The Lost Post Offices of Australia - Dubbo (2830)

Up until the explorer John Oxley passed through the area, that was later to become Dubbo in 1818, the land belonged to the Wiradjuri people who were custodians of the the rich river flats around the the Maquarie River. It didn't take long after John Oxley reported on this bountiful land that in 1824 squatters moved into the area, immediately moving sheep and cattle on to the rich pastoral lands and driving off the traditional owners. Things remained static until Robert Delhunty, who between 1829 and 1833 moved onto land around 4 miles south of the present town and named his property 'Dubbo', (the aboringinal word meaning 'red earth'), that the town started to thrive. The first shop opened in 1841 and by 1846 the NSW Colonial Government decided to establish a Police presence in the area, so in 1847 a Police residence and lock up were built.  

Now we all know you can't have a town without postal services, so in 1848 the first Post Office began operations from Mr Serisiers's store, making him Dubbo's first Postmaster (however from 1847 there was an 'ad hoc' service from Wellington). In 1849 the township of Dubbo was declared and the first land sales began to take place. Even though the town was situated in a prominent area and had a viable crossing of the Macquarie River, the population numbered only numbered 47 in 1851. 

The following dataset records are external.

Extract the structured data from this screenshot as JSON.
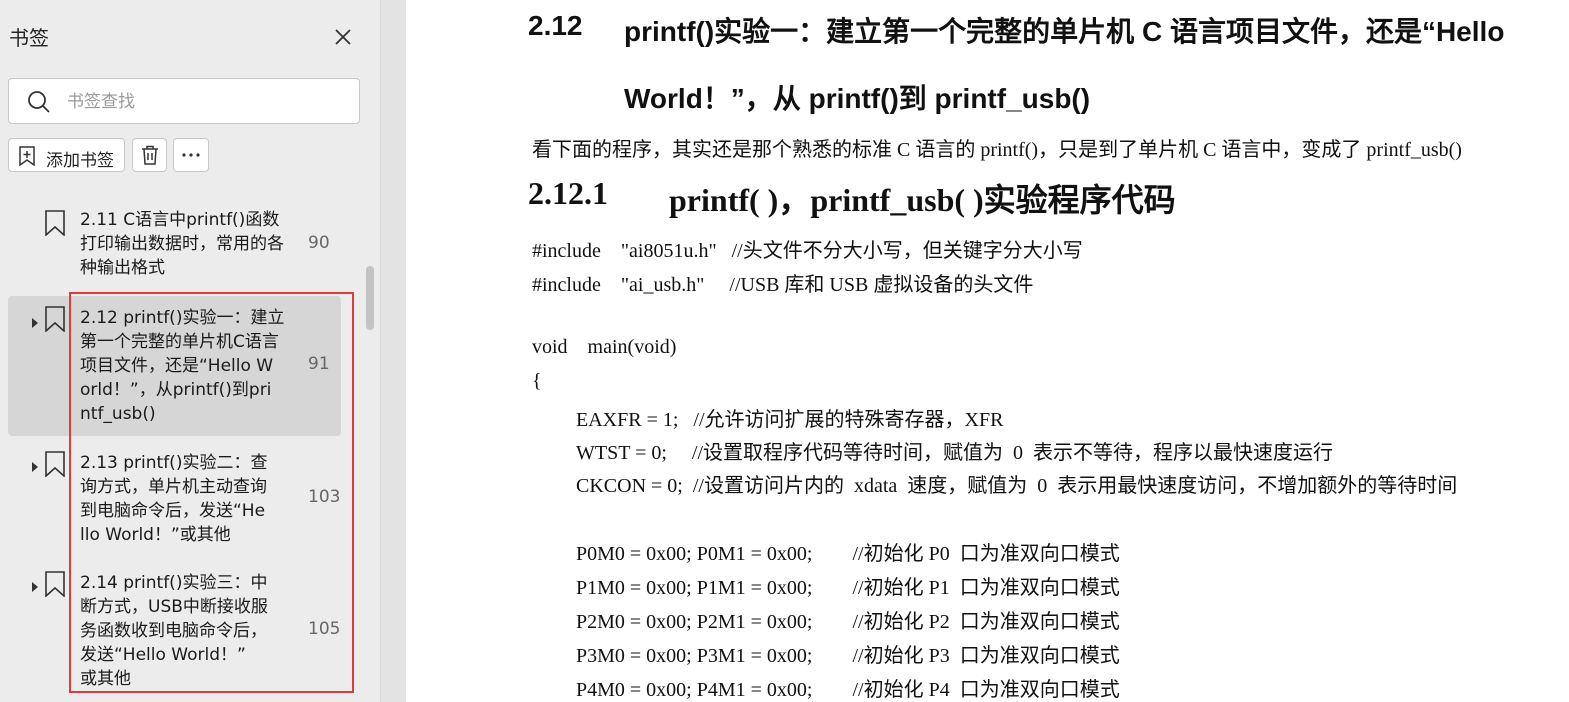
{
  "sidebar": {
    "title": "书签",
    "search_placeholder": "书签查找",
    "add_label": "添加书签",
    "bookmarks": [
      {
        "text": "2.11  C语言中printf()函数\n打印输出数据时，常用的各\n种输出格式",
        "page": "90"
      },
      {
        "text": "2.12  printf()实验一：建立\n第一个完整的单片机C语言\n项目文件，还是“Hello W\norld！”，从printf()到pri\nntf_usb()",
        "page": "91"
      },
      {
        "text": "2.13  printf()实验二：查\n询方式，单片机主动查询\n到电脑命令后，发送“He\nllo World！”或其他",
        "page": "103"
      },
      {
        "text": "2.14  printf()实验三：中\n断方式，USB中断接收服\n务函数收到电脑命令后，\n发送“Hello World！”\n或其他",
        "page": "105"
      }
    ]
  },
  "doc": {
    "section_num": "2.12",
    "section_title_1": "printf()实验一：建立第一个完整的单片机 C 语言项目文件，还是“Hello",
    "section_title_2": "World！”，从 printf()到 printf_usb()",
    "intro": "看下面的程序，其实还是那个熟悉的标准 C 语言的 printf()，只是到了单片机 C 语言中，变成了 printf_usb()",
    "subsection_num": "2.12.1",
    "subsection_title": "printf( )，printf_usb( )实验程序代码",
    "code_lines": [
      "#include    \"ai8051u.h\"   //头文件不分大小写，但关键字分大小写",
      "#include    \"ai_usb.h\"     //USB 库和 USB 虚拟设备的头文件",
      "void    main(void)",
      "{",
      "EAXFR = 1;   //允许访问扩展的特殊寄存器，XFR",
      "WTST = 0;     //设置取程序代码等待时间，赋值为  0  表示不等待，程序以最快速度运行",
      "CKCON = 0;  //设置访问片内的  xdata  速度，赋值为  0  表示用最快速度访问，不增加额外的等待时间",
      "P0M0 = 0x00; P0M1 = 0x00;        //初始化 P0  口为准双向口模式",
      "P1M0 = 0x00; P1M1 = 0x00;        //初始化 P1  口为准双向口模式",
      "P2M0 = 0x00; P2M1 = 0x00;        //初始化 P2  口为准双向口模式",
      "P3M0 = 0x00; P3M1 = 0x00;        //初始化 P3  口为准双向口模式",
      "P4M0 = 0x00; P4M1 = 0x00;        //初始化 P4  口为准双向口模式"
    ]
  }
}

In 1862/3 the Court House moved again to new premises in Macquarie St and it also seems to be when the Post Office also moved to into the new Court House premises. In 1866 however, with the arrival of the telegraph from Wellington, tenders were put out for the construction of a new Post Office and in 1867 the new Post Office was completed.  

The town continue to grow and in 1872 the town had grown to 850, becoming the major commercial, manufacturing and service centre for western NSW. It was also in 1872 that Cobb & Co. took over the mail run from Wellington to Dubbo to Bourke with a twice weekly service, utilising a two horse coach. The town was now thriving and its status was confirmed as the 'capital' on western NSW when the railway finally arrived in 1881 and the population quickly grew to 3200.

Around 1885 NSW Government architect, James Barnet  was commissioned to design, not only the new Post & Telegraph Office, but also a new Court House. Dubbo was certainly a town on the move. The new Post Office, completed in1887, was designed in Barnets Italian Renaissance style, using cement rendered brick, ornate archways, slate roof and the imposing clock tower, very similar to the Maitland Post Office.

This lovely building was handed over to Telecom in 1982, (who have since restored it to its former glory) when Australia Post moved into a more functional purpose built building in Talbragar Street.

The people of Dubbo now have a generic, somewhat bland, Post Office (that is now getting close to 30 years old!) and although functional, it has not got the classical design of a James Barnet original building, a building that has complemented the Dubbo streetscape for over 123 years.

I don't think people will be commenting on the current Post Office in another 100 years.

This blog is nowhere near complete and I will have to spend full day at the Dubbo library to fill in some large chunks of the missing postal history of Dubbo.